MAXWELL:  Black, beautiful and bare

6/8/1997 – Printed in the PERSPECTIVE section of the St Petersburg Times Newspaper


In the June-July issue of Vibe, the magazine that celebrates urban music and cool people, rhythm-and-blues superstar Toni Braxton, 29, shows the world darn near every inch of her lusty, ebony birthday suit.

Probably not since Josephine Baker appeared on Paris stages during the 1930s and 1940s _ topless on a mirror, clad only a protective waist shield of rubber bananas _ has an African-American woman caused such an eruption in the souls of black folk.

Sure, we agonized briefly over Penthouse’s photos of a nude Vanessa Williams. But the collective shame was short-lived because the pictures were taken before she became the nation’s first black Miss America in 1983. She intended no outrage.

But can the same be said of Braxton, whom People magazine has dubbed one of the world’s 50 most beautiful people for two years running? From the moment that the latest Vibe hit the stands _ its cover sporting the nude diva covering herself only with a corner of a bed sheet and an almond-tinted arm _ black radio talk show hosts and publishers nationwide have received thousands of comments from listeners and writers.

While many people are angry, others are applauding. As with other to-dos among blacks, this one centers on cultural (racial) identity, the most divisive of intra-ethnic conflicts.

Indeed, to strip or not to strip is the question, demonstrating anew that, as the year 2000 approaches, we blacks cannot shake the group-think, or monolithism, that continues to trap us in finger-pointing and ostracism among ourselves.

The issue of black nudity dates back to the moment Africans were dragged from slave ships in the New World and herded _ naked and half-naked _ onto auction blocks; when our sexuality was codified by the white man as an essential part of the slave’s market value; when a “dark wench” and a “big, black buck” fetched prices far different from those of their fairer and less physically endowed sisters and brothers.

This controversy, then, is about the meaning of blackness and its relationship to erotica. By posing nude, Braxton, a preacher’s daughter, has joined a courageous group snubbing its nose at the taboo that black divas, along with others, must not emulate their white counterparts, such as Madonna, the nation’s self-described, post-modernist “slut.”

To do so, one camp argues, is to confirm _ as gangsta rappers do so effectively _ long-held stereotypes of blacks as debased, oversexed animals.

“A young black lady should not do anything or take any pictures that she would not want her grandchildren to see,” said Bobby Popler, a public school teacher and counselor in Fort Lauderdale. “Coming from a black woman’s perspective, I would like to know Toni Braxton’s purpose. So many young girls look up to her. She didn’t have to do it.”

Gail E. Wyatt, a professor of psychology at the University of California at Los Angeles, agrees. “The perception is that that is all we are: permissive, highly sexual people who are sensually out of control, but nothing could be further from the truth,” she told the New York Times. “The other side of the story has not been told: that we are a very moral people who are highly religious and have very strong values and rules about sexuality.”

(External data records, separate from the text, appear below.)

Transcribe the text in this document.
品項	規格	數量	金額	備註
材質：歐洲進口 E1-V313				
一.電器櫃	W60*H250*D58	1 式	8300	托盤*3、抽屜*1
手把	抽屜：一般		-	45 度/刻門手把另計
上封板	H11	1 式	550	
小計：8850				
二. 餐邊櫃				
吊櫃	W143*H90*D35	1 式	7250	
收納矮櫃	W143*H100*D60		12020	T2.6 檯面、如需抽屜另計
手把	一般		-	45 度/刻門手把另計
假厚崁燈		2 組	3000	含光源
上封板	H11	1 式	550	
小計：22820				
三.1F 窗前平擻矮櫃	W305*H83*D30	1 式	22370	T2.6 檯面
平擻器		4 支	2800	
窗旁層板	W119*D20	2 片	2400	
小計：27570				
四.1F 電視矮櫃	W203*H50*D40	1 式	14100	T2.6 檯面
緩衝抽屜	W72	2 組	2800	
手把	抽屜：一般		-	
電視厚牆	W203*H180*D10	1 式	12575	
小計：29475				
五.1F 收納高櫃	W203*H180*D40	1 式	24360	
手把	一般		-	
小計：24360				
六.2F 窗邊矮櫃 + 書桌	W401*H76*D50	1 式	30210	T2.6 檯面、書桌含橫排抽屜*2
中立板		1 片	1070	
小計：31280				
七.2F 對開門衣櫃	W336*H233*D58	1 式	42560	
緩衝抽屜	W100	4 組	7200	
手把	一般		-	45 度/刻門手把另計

As the New York Times points out, however, some black writers, artists and photographers see black erotica as a liberating force. They want to replace images of lust with ones of love and transform one-dimensional themes into ones of complexity and mystery.

Former Washington Post Sunday magazine writer Jill Nelson, whose book about black sexual politics will be published in August, represents the latter camp. “Black culture is realizing, hundreds of years late, that we are human first, that we have impulses and feelings and desires to examine and admire and touch and photograph and paint and write about the human body and human sexuality,” she told the New York Times.

A lucrative new industry, marketing slick coffee table books, scholarly texts, sexually explicit novels, exhibitions of photographs and paintings and a Web site, indicates that erotica is taking deep root in black America. And, thanks to Braxton’s titillating gambit, erotic seems to be gaining respectability.

But even as the new landscape enshrines nudity, the old demon of group-think remains, distracting us from more important areas of black life _ rearing and educating our children, attitudes toward violent crime and drugs, perspectives on taking responsibility for ourselves.

Braxton’s spread in Vibe truly is more than a skin show. It is, in fact, a metaphor for our mass schizophrenia: the conflict between our quest to be free and the enduring politicalization of thinking alike.

Wittingly or not, Toni Braxton, black America’s most ravishing diva, has initiated a debate that may yet help us discover that we are human before we are black, that we are individuals before we are a people.